Green construction | Top techniques to maintain an eco-friendly environment
The construction industry is one that has evolved over the years. Newer technology has come to light, easing the construction process and doing what was traditionally impossible. However, one menace that this industry produces is pollution and land degradation. Fortunately, technology has found a way to assist. So if you're operating a construction business and want to adopt better practices, then here are some techniques you can go for. Besides, adopting eco-friendly solutions would also give your business a competitive edge.
Go for hydro excavation
When it comes to building homes and erecting buildings, excavation is mandatory to ensure your foundation is stable. Your client may also desire to have a swimming pool or a home with underground chambers. That's where hydro excavation comes in. This technique is virtually non-destructive. Water at high pressurised condition is used to break up the soil, and a vacuum then sucks up the muddy result.
The best part is that hydro excavation doesn't harm any underground utilities or damage plant roots. It can be quite handy when you intend on exposing these underground pipes without destroying them.
If you're planning on constructing in the winter, then hydro excavation should be on top of your list. You can use hot, pressurised water to melt the snow and make the excavation process even easier.
Use biodegradable material
A huge heap of waste and chemicals is usually left behind after a construction job. Disposing of these materials becomes such a huge pain.
If you want to bring this to a halt, start by building using products that don't release chemicals into the atmosphere on deteriorating. Materials such as hemp are a good option. Industrial hemp is a biodegradable material from plants that can significantly enhance the insulation levels of a building.

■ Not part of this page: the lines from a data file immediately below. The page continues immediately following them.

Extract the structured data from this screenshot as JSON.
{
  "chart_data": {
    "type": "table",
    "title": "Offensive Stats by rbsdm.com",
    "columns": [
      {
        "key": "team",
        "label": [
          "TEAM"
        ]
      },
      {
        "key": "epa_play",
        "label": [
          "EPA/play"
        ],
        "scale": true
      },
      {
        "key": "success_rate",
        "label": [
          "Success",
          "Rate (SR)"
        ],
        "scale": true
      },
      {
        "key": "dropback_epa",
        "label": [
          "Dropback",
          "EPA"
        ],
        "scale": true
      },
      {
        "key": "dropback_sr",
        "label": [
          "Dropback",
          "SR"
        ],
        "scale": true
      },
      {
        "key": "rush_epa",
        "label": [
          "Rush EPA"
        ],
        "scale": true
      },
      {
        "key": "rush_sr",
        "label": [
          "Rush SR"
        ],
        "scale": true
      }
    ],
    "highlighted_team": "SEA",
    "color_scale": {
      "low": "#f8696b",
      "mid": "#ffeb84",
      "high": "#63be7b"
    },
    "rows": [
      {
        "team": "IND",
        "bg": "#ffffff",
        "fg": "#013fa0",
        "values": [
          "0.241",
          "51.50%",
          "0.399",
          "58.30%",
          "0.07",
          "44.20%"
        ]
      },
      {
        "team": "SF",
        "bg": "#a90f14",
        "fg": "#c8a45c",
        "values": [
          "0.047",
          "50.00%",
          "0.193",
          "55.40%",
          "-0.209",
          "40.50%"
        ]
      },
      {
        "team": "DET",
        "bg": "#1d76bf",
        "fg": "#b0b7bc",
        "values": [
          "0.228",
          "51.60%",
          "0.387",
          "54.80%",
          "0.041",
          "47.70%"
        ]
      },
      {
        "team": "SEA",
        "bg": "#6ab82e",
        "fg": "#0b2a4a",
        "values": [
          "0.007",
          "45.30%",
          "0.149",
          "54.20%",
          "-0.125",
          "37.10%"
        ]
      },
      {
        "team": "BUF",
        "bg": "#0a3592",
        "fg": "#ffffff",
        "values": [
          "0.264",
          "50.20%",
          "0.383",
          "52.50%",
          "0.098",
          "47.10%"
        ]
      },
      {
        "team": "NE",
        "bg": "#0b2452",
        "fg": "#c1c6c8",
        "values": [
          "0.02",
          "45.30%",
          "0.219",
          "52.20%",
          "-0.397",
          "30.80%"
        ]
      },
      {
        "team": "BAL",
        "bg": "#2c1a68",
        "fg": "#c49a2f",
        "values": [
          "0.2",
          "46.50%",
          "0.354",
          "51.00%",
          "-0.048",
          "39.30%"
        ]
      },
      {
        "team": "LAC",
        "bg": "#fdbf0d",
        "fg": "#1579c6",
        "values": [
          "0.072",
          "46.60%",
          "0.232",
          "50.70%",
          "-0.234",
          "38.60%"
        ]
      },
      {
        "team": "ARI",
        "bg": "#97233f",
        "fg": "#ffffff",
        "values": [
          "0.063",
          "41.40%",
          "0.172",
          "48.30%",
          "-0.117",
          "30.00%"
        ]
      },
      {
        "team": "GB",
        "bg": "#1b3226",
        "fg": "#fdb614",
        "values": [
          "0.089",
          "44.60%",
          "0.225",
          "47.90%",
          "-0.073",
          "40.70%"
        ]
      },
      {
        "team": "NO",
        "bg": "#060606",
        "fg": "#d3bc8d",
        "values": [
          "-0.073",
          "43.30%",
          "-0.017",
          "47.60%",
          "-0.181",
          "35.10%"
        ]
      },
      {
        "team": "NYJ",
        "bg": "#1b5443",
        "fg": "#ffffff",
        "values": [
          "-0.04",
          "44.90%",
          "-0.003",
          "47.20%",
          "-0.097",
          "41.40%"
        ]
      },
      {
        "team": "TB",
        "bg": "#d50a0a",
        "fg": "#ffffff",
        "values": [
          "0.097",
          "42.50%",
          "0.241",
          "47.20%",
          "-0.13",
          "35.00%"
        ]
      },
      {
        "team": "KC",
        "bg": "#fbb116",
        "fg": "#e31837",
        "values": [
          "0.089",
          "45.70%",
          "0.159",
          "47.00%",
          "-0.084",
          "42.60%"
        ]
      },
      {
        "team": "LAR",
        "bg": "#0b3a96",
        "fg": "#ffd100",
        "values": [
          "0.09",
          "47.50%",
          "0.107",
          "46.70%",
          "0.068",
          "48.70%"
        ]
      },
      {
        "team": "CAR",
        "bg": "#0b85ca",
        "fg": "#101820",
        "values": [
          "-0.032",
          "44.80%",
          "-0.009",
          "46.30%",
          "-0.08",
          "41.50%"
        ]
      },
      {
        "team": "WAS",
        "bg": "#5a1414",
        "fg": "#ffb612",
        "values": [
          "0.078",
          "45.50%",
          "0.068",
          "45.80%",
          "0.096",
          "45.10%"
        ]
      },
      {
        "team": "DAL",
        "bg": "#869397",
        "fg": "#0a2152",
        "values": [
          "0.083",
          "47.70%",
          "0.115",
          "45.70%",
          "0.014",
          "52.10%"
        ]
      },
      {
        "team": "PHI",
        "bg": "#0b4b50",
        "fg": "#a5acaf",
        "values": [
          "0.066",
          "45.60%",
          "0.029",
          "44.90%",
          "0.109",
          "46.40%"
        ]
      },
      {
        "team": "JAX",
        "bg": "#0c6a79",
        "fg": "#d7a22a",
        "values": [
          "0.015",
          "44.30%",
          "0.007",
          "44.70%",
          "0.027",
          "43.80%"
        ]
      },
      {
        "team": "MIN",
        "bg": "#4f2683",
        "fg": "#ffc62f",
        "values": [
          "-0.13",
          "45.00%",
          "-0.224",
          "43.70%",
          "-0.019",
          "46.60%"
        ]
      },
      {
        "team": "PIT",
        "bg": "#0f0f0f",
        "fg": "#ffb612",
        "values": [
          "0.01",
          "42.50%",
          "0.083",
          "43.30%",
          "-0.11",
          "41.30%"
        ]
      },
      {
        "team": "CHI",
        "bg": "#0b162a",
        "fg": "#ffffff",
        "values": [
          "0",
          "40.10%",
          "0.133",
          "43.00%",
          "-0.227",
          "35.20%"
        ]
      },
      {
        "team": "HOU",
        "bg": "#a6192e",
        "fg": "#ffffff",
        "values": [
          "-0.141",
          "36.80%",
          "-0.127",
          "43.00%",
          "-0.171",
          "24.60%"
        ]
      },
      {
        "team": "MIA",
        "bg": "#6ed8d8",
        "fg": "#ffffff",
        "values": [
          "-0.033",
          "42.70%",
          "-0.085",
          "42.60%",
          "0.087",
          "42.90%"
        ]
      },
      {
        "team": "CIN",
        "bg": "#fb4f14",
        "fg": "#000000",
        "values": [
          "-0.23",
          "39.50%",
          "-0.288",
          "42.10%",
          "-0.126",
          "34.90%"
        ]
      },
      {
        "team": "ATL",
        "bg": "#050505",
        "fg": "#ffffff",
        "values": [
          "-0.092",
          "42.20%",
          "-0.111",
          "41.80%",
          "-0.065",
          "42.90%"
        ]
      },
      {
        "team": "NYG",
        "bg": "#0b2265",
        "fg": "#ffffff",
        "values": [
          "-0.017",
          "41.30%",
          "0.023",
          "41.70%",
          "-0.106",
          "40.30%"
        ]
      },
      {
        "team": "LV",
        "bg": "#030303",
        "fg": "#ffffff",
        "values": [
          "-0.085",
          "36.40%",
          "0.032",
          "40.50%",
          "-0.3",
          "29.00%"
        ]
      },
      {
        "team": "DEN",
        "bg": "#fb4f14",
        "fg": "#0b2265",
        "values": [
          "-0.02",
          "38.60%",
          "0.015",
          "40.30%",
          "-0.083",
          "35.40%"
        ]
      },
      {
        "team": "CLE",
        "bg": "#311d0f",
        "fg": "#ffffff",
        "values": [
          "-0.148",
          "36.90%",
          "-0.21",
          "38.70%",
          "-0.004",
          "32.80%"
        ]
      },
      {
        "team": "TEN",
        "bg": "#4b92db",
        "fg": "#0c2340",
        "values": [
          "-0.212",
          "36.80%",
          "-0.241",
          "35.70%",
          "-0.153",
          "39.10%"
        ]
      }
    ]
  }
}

You could also go for faux lumber. This is a form of biodegradable plastic that looks a lot like wood. It lasts longer, gives character to a home and is a lot cheaper as compared to wood. Faux lumber can be used to replace wood in applications such as ceiling construction.
Prioritise on insulation
When building homes, focus on the insulation. Heating and cooling normally account for about 50% of the energy used in a home. Insulation can be done in various ways. For concrete, you can go for foam or loose fills. Flax is a common natural insulator, and it generally contains potato starch as a binder. You can also go for hemp or treated sheep's wool for insulation. These products are completely eco-friendly and won't exude any dangerous chemicals.